Long time no talk. I’ve been busy.

We have family here and have been pretending to be tourists at a beach hotel. No internet or computer, and I have to admit I really didn’t miss it. I have been thinking a bit about what I could blog about since there has been no shortage of fodder, but I have not been motivated to actually write anything. I’m thinking about what the year ahead might bring and that will undoubtedly become a blog post. For now though, I think I’ll just share some photos of what we’ve been up to the last week or so.

We stayed at the Hale Koa in Waikiki

We walked around Waikiki and swam in the oean and in the pool.

We enjoyed some music.

We did a little hiking.

We did a little watching.

We finally made it to the sights at Pearl Harbor.

We looked for turtles.

We looked at each other.

We looked at the Pali.

We went to a Luau.

And we’re generally just enjoying ourselves (see the rainbow over Honolulu?).

See ya later.

13 Sep


Today (September 12th) was my third blogiversary. It sneaks up on me every year. I’m actually kind of surprised I am still doing this. I like it though, so here I am, and here I will stay for a while.

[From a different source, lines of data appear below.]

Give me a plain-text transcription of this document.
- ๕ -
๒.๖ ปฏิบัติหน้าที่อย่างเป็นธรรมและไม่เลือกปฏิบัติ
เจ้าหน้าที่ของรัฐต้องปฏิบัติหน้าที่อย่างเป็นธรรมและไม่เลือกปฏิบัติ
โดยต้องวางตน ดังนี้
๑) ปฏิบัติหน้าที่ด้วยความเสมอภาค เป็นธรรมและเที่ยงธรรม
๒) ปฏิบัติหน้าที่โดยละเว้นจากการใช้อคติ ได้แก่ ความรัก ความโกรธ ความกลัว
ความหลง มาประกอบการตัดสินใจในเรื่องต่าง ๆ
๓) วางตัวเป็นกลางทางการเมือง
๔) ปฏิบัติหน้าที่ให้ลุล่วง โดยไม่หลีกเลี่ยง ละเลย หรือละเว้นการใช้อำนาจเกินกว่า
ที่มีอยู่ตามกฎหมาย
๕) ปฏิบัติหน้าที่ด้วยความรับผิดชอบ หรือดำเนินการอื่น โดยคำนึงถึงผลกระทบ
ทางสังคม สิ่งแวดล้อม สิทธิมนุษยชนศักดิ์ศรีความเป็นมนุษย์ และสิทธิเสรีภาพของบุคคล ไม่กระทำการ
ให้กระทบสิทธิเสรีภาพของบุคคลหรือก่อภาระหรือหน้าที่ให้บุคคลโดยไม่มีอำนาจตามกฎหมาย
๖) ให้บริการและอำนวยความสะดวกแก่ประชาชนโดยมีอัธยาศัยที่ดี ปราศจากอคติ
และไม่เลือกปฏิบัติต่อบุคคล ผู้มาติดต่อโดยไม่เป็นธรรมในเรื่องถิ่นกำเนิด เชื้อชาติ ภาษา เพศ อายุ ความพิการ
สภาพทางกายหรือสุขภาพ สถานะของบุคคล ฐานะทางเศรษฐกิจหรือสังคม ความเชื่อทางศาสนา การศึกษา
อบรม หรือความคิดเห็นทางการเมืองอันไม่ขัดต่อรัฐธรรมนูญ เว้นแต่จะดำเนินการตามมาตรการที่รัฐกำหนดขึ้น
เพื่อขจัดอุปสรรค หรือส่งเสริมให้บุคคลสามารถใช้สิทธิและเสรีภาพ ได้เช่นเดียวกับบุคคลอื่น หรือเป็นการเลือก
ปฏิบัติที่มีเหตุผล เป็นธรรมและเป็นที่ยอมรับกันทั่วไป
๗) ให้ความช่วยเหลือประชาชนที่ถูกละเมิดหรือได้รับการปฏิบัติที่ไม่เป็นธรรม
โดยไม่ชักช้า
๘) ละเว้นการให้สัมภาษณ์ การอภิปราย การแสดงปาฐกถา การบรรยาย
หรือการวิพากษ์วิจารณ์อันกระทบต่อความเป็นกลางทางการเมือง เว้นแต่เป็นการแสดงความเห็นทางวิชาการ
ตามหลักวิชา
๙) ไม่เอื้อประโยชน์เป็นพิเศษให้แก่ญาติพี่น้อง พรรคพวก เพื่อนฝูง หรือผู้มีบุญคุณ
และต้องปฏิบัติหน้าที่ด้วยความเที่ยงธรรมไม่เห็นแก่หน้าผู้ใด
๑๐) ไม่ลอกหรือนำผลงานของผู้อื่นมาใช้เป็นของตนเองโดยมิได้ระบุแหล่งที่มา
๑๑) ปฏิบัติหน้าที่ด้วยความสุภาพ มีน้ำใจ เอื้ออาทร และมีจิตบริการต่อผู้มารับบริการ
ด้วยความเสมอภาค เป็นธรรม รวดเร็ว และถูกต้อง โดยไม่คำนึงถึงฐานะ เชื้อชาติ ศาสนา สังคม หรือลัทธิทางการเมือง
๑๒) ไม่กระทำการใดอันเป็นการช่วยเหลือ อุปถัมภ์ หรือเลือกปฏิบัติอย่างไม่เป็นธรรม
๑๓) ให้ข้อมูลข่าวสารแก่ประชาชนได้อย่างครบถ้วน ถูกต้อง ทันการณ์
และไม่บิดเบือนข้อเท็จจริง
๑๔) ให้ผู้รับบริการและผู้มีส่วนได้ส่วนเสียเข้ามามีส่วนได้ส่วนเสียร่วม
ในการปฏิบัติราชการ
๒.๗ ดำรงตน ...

This is the first year that I will NOT be posting about the Carrefour European du Patchwork, and that makes me sad. I am missing it already and it’s not even until next weekend. I’m also missing my mom a bit. It was nice to have someone to share the load with for a week

We didn’t just move furniture and decorate kids rooms while she was her. We did a few touristy things too, like take a submarine tour off Waikiki.

It took four tries, but we finally got out on the tour Monday afternoon. Poor visibility had canceled the previous two days’ dives. We felt just like tourists except for the fact that we were the very last ones on the boat out to the sub because we had to pick the kids up from school a mere hour before the last dive of the day and drive from suburbia all the way to Waikiki (tourists don’t usually have to figure school into the schedule).

Ocean Sweeper

Ocean Sweeper

From the shore, you take a boat out to the waiting submarine. In addition to the surfers, we’ve often seen people standing on a board, slowly gliding across the water using a long paddle. The boat guide called them “Ocean Sweepers” and tried to convince the kids that these are the guys that keep the water so clean and blue!

Artificial Reef

Artificial Reef

Underwater, all was blue too. The sub takes tourists past artificial reefs placed to attract fish and counteract the loss of natural reefs due to the presence of all us tourists. This kind is actually a Japanese construct on which seaweed is grown for harvest. It’s hard to tell from my picture, but there were all kinds of black and yellow fish swimming around. We checked off at least a half dozen different kinds of fish in our dive log that we saw, but unfortunately, not a whale, ray, or shark. My window got buzzed by a very cool parrot fish though!